How bad are things in the police department? Council will never know if the police auditor reports are sanitized before they’re released.

If council wants to get ahead of this growing crisis in the police department, it should go back to the original rules of the police auditor system.

Editor Dave Price’s column appears on Mondays. His email address is [email protected].

3 Comments

  1. Alvarez: Internal investigation at or near completion. PAPD investigation is both administrative and criminal. Administrative involves a Garrity warning (answer or fired). Criminal involves a Miranda warning (answer can convict). Results of criminal investigation go to DA. Since 2013, a felony conviction results in loss of retirement benefits.

    Arevalo: On parole with search due to previous convictions including narcotics, Arevalo spotted outside Happy Dounts at 2:30 AM on July 10 by DeStefano working alone. Both recognize one another and Arevalo ran. An identified parolee runs because they need to dump contraband before a search. Arevalo vigorously fought DeStefano, who called for Code 3 cover. After being subdued, PAFD examined Arevalo at the scene, and left. Arevalo taken into custody.
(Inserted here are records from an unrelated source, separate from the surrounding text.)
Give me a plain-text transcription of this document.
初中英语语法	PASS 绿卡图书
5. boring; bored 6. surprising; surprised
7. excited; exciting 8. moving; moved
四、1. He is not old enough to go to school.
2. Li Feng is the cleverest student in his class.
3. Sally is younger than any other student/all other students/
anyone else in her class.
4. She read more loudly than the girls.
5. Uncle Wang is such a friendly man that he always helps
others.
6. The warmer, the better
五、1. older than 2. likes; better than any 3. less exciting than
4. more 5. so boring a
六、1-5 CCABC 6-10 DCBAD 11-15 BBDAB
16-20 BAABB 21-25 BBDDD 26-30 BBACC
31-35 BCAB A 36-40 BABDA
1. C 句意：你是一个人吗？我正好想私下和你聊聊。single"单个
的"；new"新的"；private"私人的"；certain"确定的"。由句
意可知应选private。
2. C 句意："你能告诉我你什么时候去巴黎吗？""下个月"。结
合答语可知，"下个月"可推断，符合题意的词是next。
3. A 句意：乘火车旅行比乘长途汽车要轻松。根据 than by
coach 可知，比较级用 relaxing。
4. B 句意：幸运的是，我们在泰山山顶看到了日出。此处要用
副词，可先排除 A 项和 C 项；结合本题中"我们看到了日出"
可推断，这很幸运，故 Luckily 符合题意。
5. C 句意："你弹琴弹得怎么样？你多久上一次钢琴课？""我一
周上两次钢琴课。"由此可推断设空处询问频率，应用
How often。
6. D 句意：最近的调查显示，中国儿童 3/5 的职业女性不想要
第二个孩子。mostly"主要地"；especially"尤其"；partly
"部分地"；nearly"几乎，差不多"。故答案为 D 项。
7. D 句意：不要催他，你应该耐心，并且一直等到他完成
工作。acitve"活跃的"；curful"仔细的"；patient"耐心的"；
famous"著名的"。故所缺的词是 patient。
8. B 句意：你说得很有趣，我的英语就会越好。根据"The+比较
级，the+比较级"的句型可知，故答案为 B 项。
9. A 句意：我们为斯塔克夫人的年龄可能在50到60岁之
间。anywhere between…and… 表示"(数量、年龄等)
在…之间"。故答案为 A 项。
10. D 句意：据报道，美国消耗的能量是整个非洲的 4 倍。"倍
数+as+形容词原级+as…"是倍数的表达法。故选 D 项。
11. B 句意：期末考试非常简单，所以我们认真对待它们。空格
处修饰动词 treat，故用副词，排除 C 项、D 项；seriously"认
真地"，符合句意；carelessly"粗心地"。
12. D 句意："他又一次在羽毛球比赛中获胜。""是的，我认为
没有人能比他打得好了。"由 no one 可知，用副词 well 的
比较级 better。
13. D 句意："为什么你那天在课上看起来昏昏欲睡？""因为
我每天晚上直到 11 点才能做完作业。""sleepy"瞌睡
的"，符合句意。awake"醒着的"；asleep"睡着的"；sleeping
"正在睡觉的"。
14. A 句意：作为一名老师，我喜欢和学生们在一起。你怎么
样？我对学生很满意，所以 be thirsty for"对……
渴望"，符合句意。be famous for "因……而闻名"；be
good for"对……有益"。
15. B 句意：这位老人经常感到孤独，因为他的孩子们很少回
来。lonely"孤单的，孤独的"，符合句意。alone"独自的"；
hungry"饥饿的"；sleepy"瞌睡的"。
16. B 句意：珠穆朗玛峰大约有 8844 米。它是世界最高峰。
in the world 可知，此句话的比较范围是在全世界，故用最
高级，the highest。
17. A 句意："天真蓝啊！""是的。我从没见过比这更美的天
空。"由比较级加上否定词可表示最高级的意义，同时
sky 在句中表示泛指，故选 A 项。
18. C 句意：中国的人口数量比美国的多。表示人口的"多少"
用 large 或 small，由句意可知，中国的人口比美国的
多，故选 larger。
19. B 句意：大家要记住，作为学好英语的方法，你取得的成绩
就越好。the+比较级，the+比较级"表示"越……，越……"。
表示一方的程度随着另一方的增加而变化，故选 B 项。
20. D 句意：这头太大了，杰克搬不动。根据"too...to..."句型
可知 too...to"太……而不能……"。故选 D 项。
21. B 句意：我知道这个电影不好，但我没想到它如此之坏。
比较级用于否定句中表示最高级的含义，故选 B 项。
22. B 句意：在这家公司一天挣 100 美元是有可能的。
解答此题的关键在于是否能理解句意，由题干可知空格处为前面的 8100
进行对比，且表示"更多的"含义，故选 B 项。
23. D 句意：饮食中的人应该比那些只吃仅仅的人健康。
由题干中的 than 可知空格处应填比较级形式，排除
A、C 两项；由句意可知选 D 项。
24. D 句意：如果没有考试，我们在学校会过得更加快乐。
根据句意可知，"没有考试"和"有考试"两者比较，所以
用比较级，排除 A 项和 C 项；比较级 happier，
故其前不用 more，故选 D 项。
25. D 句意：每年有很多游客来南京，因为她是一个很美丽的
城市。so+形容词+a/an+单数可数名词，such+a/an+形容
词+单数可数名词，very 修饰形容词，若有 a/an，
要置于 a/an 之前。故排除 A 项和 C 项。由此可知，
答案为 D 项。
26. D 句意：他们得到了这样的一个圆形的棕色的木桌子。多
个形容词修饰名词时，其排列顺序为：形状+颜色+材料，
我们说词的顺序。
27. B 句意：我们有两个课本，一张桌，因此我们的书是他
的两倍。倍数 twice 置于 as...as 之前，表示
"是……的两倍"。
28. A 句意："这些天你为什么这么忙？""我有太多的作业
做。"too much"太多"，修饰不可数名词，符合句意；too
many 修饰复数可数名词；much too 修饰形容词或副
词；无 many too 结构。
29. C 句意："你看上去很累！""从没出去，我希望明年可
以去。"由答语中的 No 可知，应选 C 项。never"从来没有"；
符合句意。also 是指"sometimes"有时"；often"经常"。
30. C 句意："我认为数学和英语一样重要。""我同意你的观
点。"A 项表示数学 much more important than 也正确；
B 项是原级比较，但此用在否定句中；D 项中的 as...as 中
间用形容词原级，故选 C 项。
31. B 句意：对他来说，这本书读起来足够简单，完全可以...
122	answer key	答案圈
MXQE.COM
    Harney: With an outstanding felony no-bail warrant from Palo Alto related to a parole violation on a narcotics conviction, Harney was a passenger in a car with a broken brake light stopped at 2:00 PM. When identified by DeStefano, working alone, Harney is non-cooperative and handcuffed outside the car, then suffers an epileptic seizure. PAPD sends code 3 cover. Kustom Signals audio and video failure an issue during lawsuit. High failure rates of Kustom Signals hardware, including other departments is non-discoverable due to vendor NDA. Kustom Signals more than happy to write an analysis to any lawyer with a checkbook. PAPD dumps Kustom Signals before lawsuit settles, as do many other police departments.

    Elsayed: McAlyee had valid warrant for arresting Elsayed invalidating almost all lawsuit claims which were dismissed. Settlement with Elsayed’s disabled daughter delayed due to Elsayed’s attorney. Judge required daughter to have separate attorney. Elsayed’s attorney named his wife, also an attorney. Unacceptable to judge, a new laywer wasn’t named until the end of November. McAlyee only officer named in lawsuit.

    Perron: Really? Like the public needs to know who stole somebody’s lunch from the PAPD fridge. The only folks who care about this work at the Post.

    • Spoken like a dirty cop. He excuses police brutality and trivializes racial disparagement. The culture of the Palo Alto Police Department on display for all to see.

  2. Bravo (again), Dave Price, and kudos to you and your team at the PA Daily Post!
    But for you there would be even less (than the current abysmal level of) accountability to the public by public servants, oversight and appropriate management by City Council members (the public’s elected representatives overseeing the City Manager and thus, the public servants).

    Through contagion this pattern of bad faith dealings by public servants has become the norm at other cities in the Peninsula (Los Altos, to start with). Deviant behavior–by City staff, Council members, PD–is now the new “normal”. The cost is borne by us taxpayers and homeowners.

    Your reporting is a reminder to the public to arrest this negative pattern and turn things around. Keep up the good work!